Faits divers – Justice

VIDEO - Une simulation d'attaque terroriste au lycée Schwartz de Pompey

Par Cédric Lieto, France Bleu Sud Lorraine et France Bleu mardi 8 novembre 2016 à 19:13

Les gendarmes sont intervenus pour un exercice au lycée Schwartz de Pompey ce mardi 8 novembre 2016
Les gendarmes sont intervenus pour un exercice au lycée Schwartz de Pompey ce mardi 8 novembre 2016 © Radio France - Cédric Lieto

Une attaque terroriste simulée ce mardi 8 novembre au lycée Schwartz de Pompey, en Meurthe-et-Moselle. Il s'agissait d'un exercice pour les 260 élèves, les enseignants mais aussi les forces de l'ordre et les pompiers.

C'est l'une des conséquences des attentats survenus en France depuis janvier 2015. Les exercices de simulation d'attaques terroristes se multiplient désormais, notamment dans les établissements scolaires depuis la rentrée 2016. Ce mardi 8 novembre, c'est à Pompey, au lycée Schwartz, que l'Education nationale, les forces de l'ordre et les pompiers ont décidé de s'entraîner.

Deux assaillants au lycée

Le scénario est simple : il prévoit l'intrusion de deux terroristes, munis d'armes factices. Ils font plusieurs victimes avant de prendre en otage des élèves dans une salle de classe. Dans ce cas, pour ne traumatiser personne, ce sont des gendarmes qui font office de victimes.

Les armes des "terroristes" sont évidemment factices - Radio France
Les armes des "terroristes" sont évidemment factices © Radio France - Cédric Lieto

Les premiers gendarmes, en intervention ceux-là, arrivent sur place quelques minutes plus tard. Ils ont un rôle déterminant pour l'adjudante Sandra Gallais, référente sûreté des gendarmes de Meurthe-et-Moselle :

C'est vraiment de voir ce qu'il se passe, pourquoi l'alerte a été donnée, savoir combien ils sont, savoir s'il y a des blessés et dans la mesure du possible, neutraliser les terroristes."

Prise d'otages

Au bout de plusieurs minutes, ce sont les gendarmes du peloton de surveillance et d'intervention de gendarmerie de Nancy qui progressent dans l'établissement pour mettre un terme à une prise d'otages.

Des lycéens dissipés

Pendant ce temps, les élèves sont confinés puis évacués. Des lycéens qui ne prennent pas forcément l'exercice au sérieux et ça a le don d'agacer Alexandra Thomas, la conseillère principale d'éducation de l'établissement :

Plutôt qu'une prise de conscience sur le risque qui est réel, c'est devenu un jeu. Certains ont tenté de quitter le lieu d'évacuation pour être au plus près de l'action. C'est un peu décevant."

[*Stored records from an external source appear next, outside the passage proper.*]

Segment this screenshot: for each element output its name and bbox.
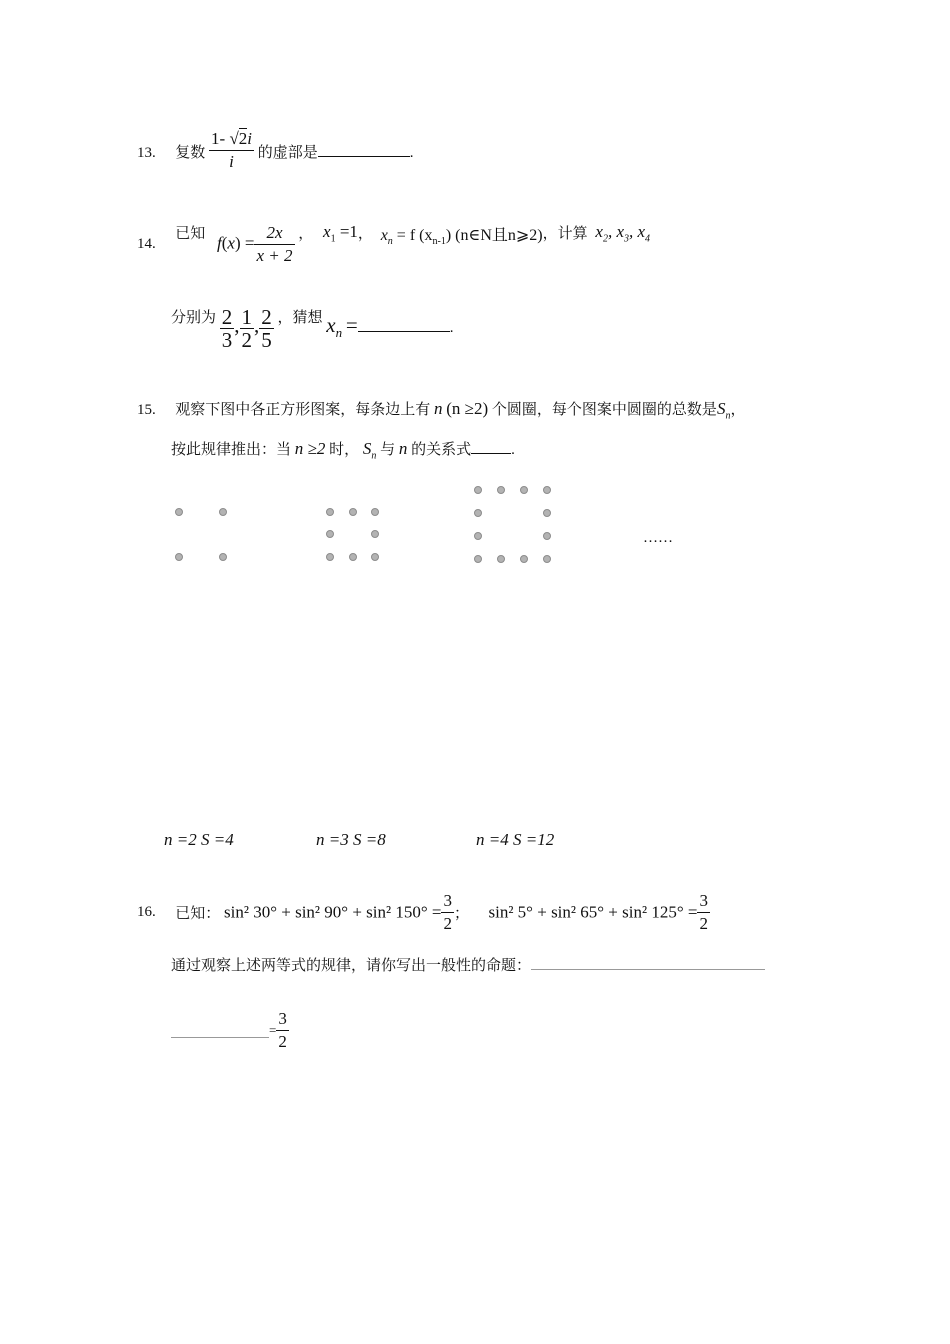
q14-function: f(x) = $\frac{2x}{x + 2}$: [217, 223, 293, 265]
circle: [474, 555, 482, 563]
q15-n-ge: n ≥2: [294, 439, 326, 458]
q14-x: x: [227, 233, 235, 253]
circle: [543, 555, 551, 563]
q14-frac-num: 2x: [254, 222, 294, 245]
q15-text-f: 的关系式: [411, 442, 472, 458]
q16-eq1: sin² 30° + sin² 90° + sin² 150° =: [224, 902, 442, 922]
q16-frac-1: $\frac{3}{2}$: [443, 891, 452, 933]
q13-fraction: [209, 128, 254, 173]
q15-n-2: n: [398, 439, 408, 458]
q13: [137, 129, 414, 173]
q16-known: 已知：: [175, 906, 221, 922]
pattern-ellipsis: ……: [643, 530, 673, 546]
circle: [371, 530, 379, 538]
q16-line2: [171, 954, 765, 975]
circle: [543, 532, 551, 540]
q16-frac-2: $\frac{3}{2}$: [699, 891, 708, 933]
q16-frac-3: $\frac{3}{2}$: [278, 1009, 287, 1051]
q14-eq2: =: [345, 312, 358, 337]
q13-i: i: [247, 129, 253, 148]
q15-line1: 15. 观察下图中各正方形图案，每条边上有 n (n ≥2) 个圆圈，每个图案中圆圈的总数是$S_n$，: [137, 399, 746, 422]
q14-frac-den: x + 2: [256, 246, 293, 265]
q14-number: 14.: [137, 235, 156, 252]
q15-text-e: 与: [380, 442, 396, 458]
circle: [349, 553, 357, 561]
q13-denominator: i: [229, 152, 234, 171]
q15-answer-blank: [471, 439, 511, 454]
q16-line1: 16. 已知： sin² 30° + sin² 90° + sin² 150° = $\frac{3}{2}$ ； sin² 5° + sin² 65° + sin² 125° = $\frac{3}{2}$: [137, 891, 708, 933]
q14-line2-prefix: 分别为: [171, 310, 217, 326]
circle: [497, 555, 505, 563]
q14-guess: ，猜想: [277, 310, 323, 326]
caption-n2: n =2 S =4: [164, 830, 234, 849]
caption-n3: n =3 S =8: [316, 830, 386, 849]
q14-value-3: $\frac{2}{5}$: [261, 305, 272, 352]
circle: [474, 532, 482, 540]
circle: [175, 553, 183, 561]
circle: [219, 553, 227, 561]
q14-xn: $x_n$: [326, 312, 343, 341]
q14-eq: =: [244, 233, 255, 253]
circle: [326, 508, 334, 516]
q16-answer-blank-2: [171, 1023, 269, 1038]
q13-answer-blank: [318, 142, 410, 157]
circle: [326, 553, 334, 561]
q13-suffix: 的虚部是: [257, 144, 318, 161]
q14-value-1: $\frac{2}{3}$: [221, 305, 233, 352]
circle: [474, 486, 482, 494]
q13-sqrt-body: 2: [238, 129, 248, 148]
circle: [520, 486, 528, 494]
circle: [175, 508, 183, 516]
caption-n4: n =4 S =12: [476, 830, 555, 849]
q14-answer-blank: [358, 317, 450, 332]
q14-value-2: $\frac{1}{2}$: [241, 305, 253, 352]
circle: [497, 486, 505, 494]
q14-x2x3x4: $x_2$, $x_3$, $x_4$: [595, 222, 651, 245]
q16-equals: =: [269, 1022, 277, 1038]
q16-prompt: 通过观察上述两等式的规律，请你写出一般性的命题：: [171, 958, 532, 974]
q15-line2: 按此规律推出：当 n ≥2 时， $S_n$ 与 n 的关系式 .: [171, 439, 515, 462]
circle: [371, 553, 379, 561]
q16-number: 16.: [137, 904, 156, 920]
q14-known: 已知: [175, 226, 206, 242]
q15-number: 15.: [137, 402, 156, 418]
q16-answer-blank-1: [531, 955, 765, 970]
q14-recurrence: $x_n = f$ $(x_{n-1})$ (n∈N且n⩾2): [380, 227, 543, 248]
q14-line2: 分别为 $\frac{2}{3}$ , $\frac{1}{2}$ , $\frac{2}{5}$ ，猜想 $x_n$ = .: [171, 305, 454, 352]
q16-eq2: sin² 5° + sin² 65° + sin² 125° =: [488, 902, 698, 922]
q14-f: f: [217, 233, 222, 253]
q15-text-c: 按此规律推出：当: [171, 442, 292, 458]
q15-Sn: $S_n$: [716, 399, 731, 422]
q13-end: .: [409, 144, 414, 161]
circle: [219, 508, 227, 516]
q16-line3: [171, 1008, 289, 1053]
q14-calc: ，计算: [542, 226, 588, 242]
q15-cond: (n ≥2): [446, 399, 489, 418]
circle: [349, 508, 357, 516]
circle: [474, 509, 482, 517]
q13-numerator: 1-: [211, 129, 230, 148]
q13-number: 13.: [137, 144, 156, 161]
circle: [371, 508, 379, 516]
q14-x1: $x_1 =1$: [323, 222, 358, 245]
sqrt-symbol: √: [229, 129, 239, 148]
q15-text-b: 个圆圈，每个图案中圆圈的总数是: [491, 402, 717, 418]
circle: [520, 555, 528, 563]
q15-Sn-2: $S_n$: [362, 439, 377, 462]
q13-prefix: 复数: [175, 144, 206, 161]
q15-n: n: [434, 399, 443, 418]
circle: [326, 530, 334, 538]
q15-text-d: 时，: [329, 442, 360, 458]
q14-line1: 14. 已知 f(x) = $\frac{2x}{x + 2}$ ， $x_1 =1$， $x_n = f$ $(x_{n-1})$ (n∈N且n⩾2)，计算 $x_2$, $x_3$, $x_4$: [137, 222, 651, 265]
circle: [543, 486, 551, 494]
circle: [543, 509, 551, 517]
q15-text-a: 观察下图中各正方形图案，每条边上有: [175, 402, 431, 418]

L'idée, c'est aussi de faire travailler pompiers et forces de l'ordre ensemble. Ainsi, c'est sous la protection de gendarmes que les secours ont pénétré dans l'établissement pour assister les "victimes". Cet exercice est aussi l'occasion de se servir de l'énorme base documentaire qu'est en train de constituer la gendarmerie. Tous les sites sensibles (établissements scolaires, centres commerciaux, salles de spectacle) sont en train d'être répertoriées dans le département et cartographiées. Cela permettra, en cas d'attaque, aux forces d'intervention d'arriver sur place avec une parfaite connaissance des lieux.